7. If you need only a few plants, rather than designating a separate space for lettuces and littles like radishes, tuck them in here and there on the sunny side under bigger plants! When it gets big enough, remove the sunny side lower leaves of the larger plant to let light in.

8. Plant what you like, and will really eat along with some extra nutritious chards, kales.

9. Plants with the same water needs are good together. Like a salad patch – lettuce, arugula, spinach, bok choy, bunch onions, radish, chards. Putting the things together that you will harvest together saves time! Put carrots at the foot of pole beans.

10. Overplanting can take the fun out of things. Too many zucchini in hot summers, and you are going crazy trying to give away the over large ones you didn’t harvest soon enough. Too many green beans are labor intensive harvesting, takes forever. Planting green beans too close together is hard to harvest, and they mildew more with low air circulation. Overplanting is delicious when you plant lots of lettuces, carrots then harvest what you thin out! That’s baby kales, chard, mini carrots. These are the eat-on-the-spot-in-the-garden types!

11. Traditionally, and if you lived in the North with cold winters, you planted the garden all at once in spring! If your parents did that, you are unthinkingly likely to do it as well. In our SoCal Mediterranean climate, we plant all year though there are warmer and cooler veggie seasons. But each of these seasons are longer, and overlap! It is easy to get 3 plantings in succession IN EACH SEASON! Some plants will grow all year, mostly the ‘winter’ plants in our coastal gardens, for example, beets, broccoli, onions and cabbages. It takes strength to leave open space for successive rounds. But you can do it. Mark that space off, plant temporary fast growers, nitrogen-fixing fava, or lay down some soil feeding mulch like seedless straw. That space will be super productive when its turn comes.

12. Pole plants, have a lot longer production period than bush, like beans! Indeterminate tomatoes are true vines, can last all season long, but are susceptible to Fusarium and Verticillium wilts/fungi diseases. Might be better to plant determinates, limited growth varieties, in succession. That’s plant a few, then in a few weeks a few more, and so on. Let the determinates produce like crazy all at once, pull them when they show signs of the wilts. If you have only a small space available, or want to do canning, then bush plants are for you!

13. Plants that act as perennials in our climate are smart money plants! Broccoli’s for their side shoots, continuous kales and chards.

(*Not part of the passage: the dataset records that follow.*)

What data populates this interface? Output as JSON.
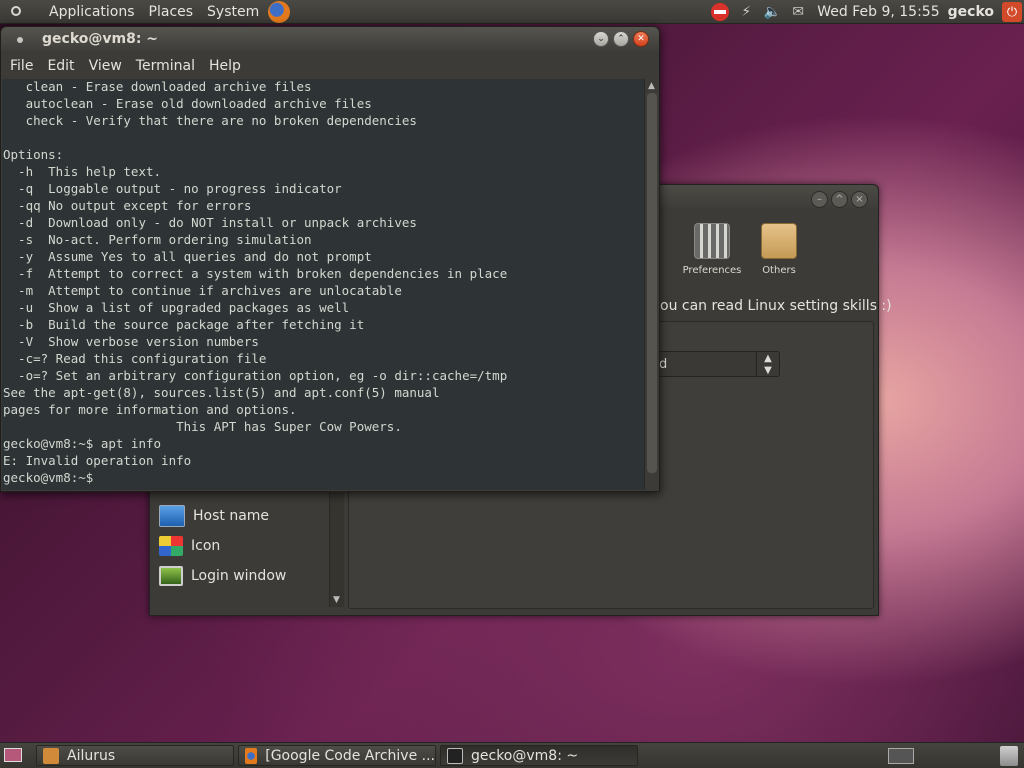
{
  "top_panel": {
    "menus": [
      "Applications",
      "Places",
      "System"
    ],
    "clock": "Wed Feb  9, 15:55",
    "user": "gecko"
  },
  "background_window": {
    "categories": [
      {
        "label": "Preferences",
        "icon": "preferences-icon"
      },
      {
        "label": "Others",
        "icon": "others-icon"
      }
    ],
    "tagline": "ou can read Linux setting skills :)",
    "combo_value": "d",
    "sidebar_items": [
      {
        "label": "Host name",
        "icon": "monitor-icon"
      },
      {
        "label": "Icon",
        "icon": "icon-grid-icon"
      },
      {
        "label": "Login window",
        "icon": "login-screen-icon"
      }
    ]
  },
  "terminal": {
    "title": "gecko@vm8: ~",
    "menus": [
      "File",
      "Edit",
      "View",
      "Terminal",
      "Help"
    ],
    "lines": [
      "   clean - Erase downloaded archive files",
      "   autoclean - Erase old downloaded archive files",
      "   check - Verify that there are no broken dependencies",
      "",
      "Options:",
      "  -h  This help text.",
      "  -q  Loggable output - no progress indicator",
      "  -qq No output except for errors",
      "  -d  Download only - do NOT install or unpack archives",
      "  -s  No-act. Perform ordering simulation",
      "  -y  Assume Yes to all queries and do not prompt",
      "  -f  Attempt to correct a system with broken dependencies in place",
      "  -m  Attempt to continue if archives are unlocatable",
      "  -u  Show a list of upgraded packages as well",
      "  -b  Build the source package after fetching it",
      "  -V  Show verbose version numbers",
      "  -c=? Read this configuration file",
      "  -o=? Set an arbitrary configuration option, eg -o dir::cache=/tmp",
      "See the apt-get(8), sources.list(5) and apt.conf(5) manual",
      "pages for more information and options.",
      "                       This APT has Super Cow Powers.",
      "gecko@vm8:~$ apt info",
      "E: Invalid operation info",
      "gecko@vm8:~$ "
    ]
  },
  "bottom_panel": {
    "tasks": [
      "Ailurus",
      "[Google Code Archive ...",
      "gecko@vm8: ~"
    ]
  }
}
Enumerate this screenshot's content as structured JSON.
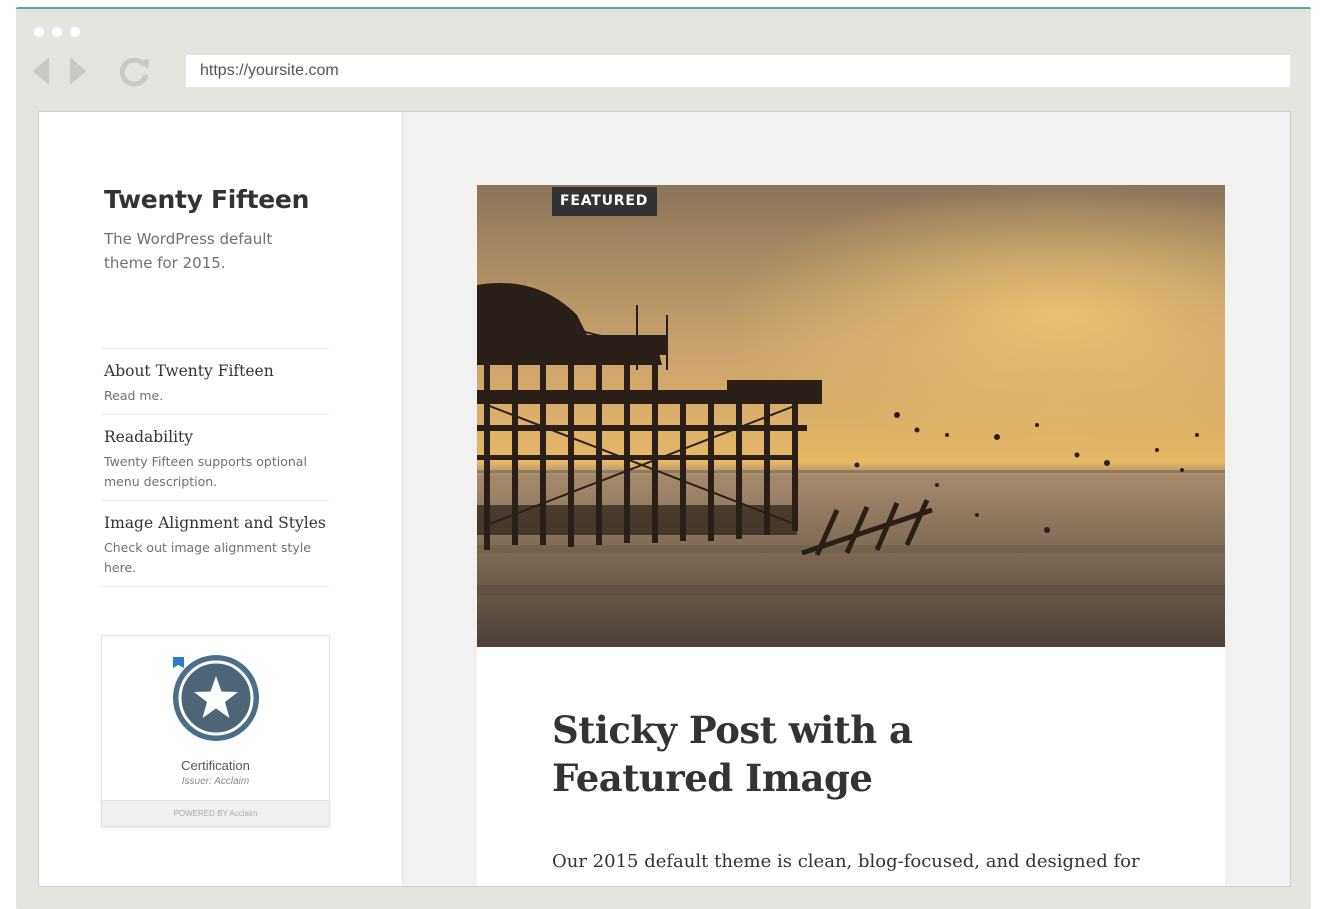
{
  "browser": {
    "url": "https://yoursite.com",
    "accent_color": "#57a7a7"
  },
  "sidebar": {
    "site_title": "Twenty Fifteen",
    "site_description": "The WordPress default theme for 2015.",
    "menu": [
      {
        "title": "About Twenty Fifteen",
        "description": "Read me."
      },
      {
        "title": "Readability",
        "description": "Twenty Fifteen supports optional menu description."
      },
      {
        "title": "Image Alignment and Styles",
        "description": "Check out image alignment style here."
      }
    ],
    "widget": {
      "badge_icon": "star-badge-icon",
      "name": "Certification",
      "issuer": "Issuer: Acclaim",
      "footer": "POWERED BY Acclaim"
    }
  },
  "post": {
    "label": "FEATURED",
    "title": "Sticky Post with a Featured Image",
    "excerpt": "Our 2015 default theme is clean, blog-focused, and designed for",
    "image_subject": "pier-sunset-photo"
  }
}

14. Special needs or companions!

  • Eggplants, though heat lovers, love humidity, but not overhead watering. Put them among other medium height plants.
  • Basils are great on the sunny sides of tomatoes, and go to table together.
  • Corn needs colonies – plant in patches versus rows! Every silk needs pollination because each produces a kernel! The best pollination occurs in clusters or blocks of plants. Consider that each plant only produces 2 to 3 ears, usually 2 good ones. How many can you eat a once? Will you freeze them? The ears pretty much mature within a few days of each other! So, if you are a fresh corn lover, plant successively only in quantities you can eat.

15. Consider herbs for corner, border, or hanging plants. They add a beautiful texture to your garden, are wonderfully aromatic, repel pests! Remember, some of them are invasive, like oregano, culinary thyme. Sage has unique lovely leaves. Choose the right type of rosemary for the space and look you want.

Please be CREATIVE! You don’t have to plant in rows, though that may be right for you. Check out this Squidoo Vegetable Garden Layout page! Check out the Grow Planner for Ipad from Mother Earth News! They may make you very happy! This is a perfectly acceptable way to play with your food.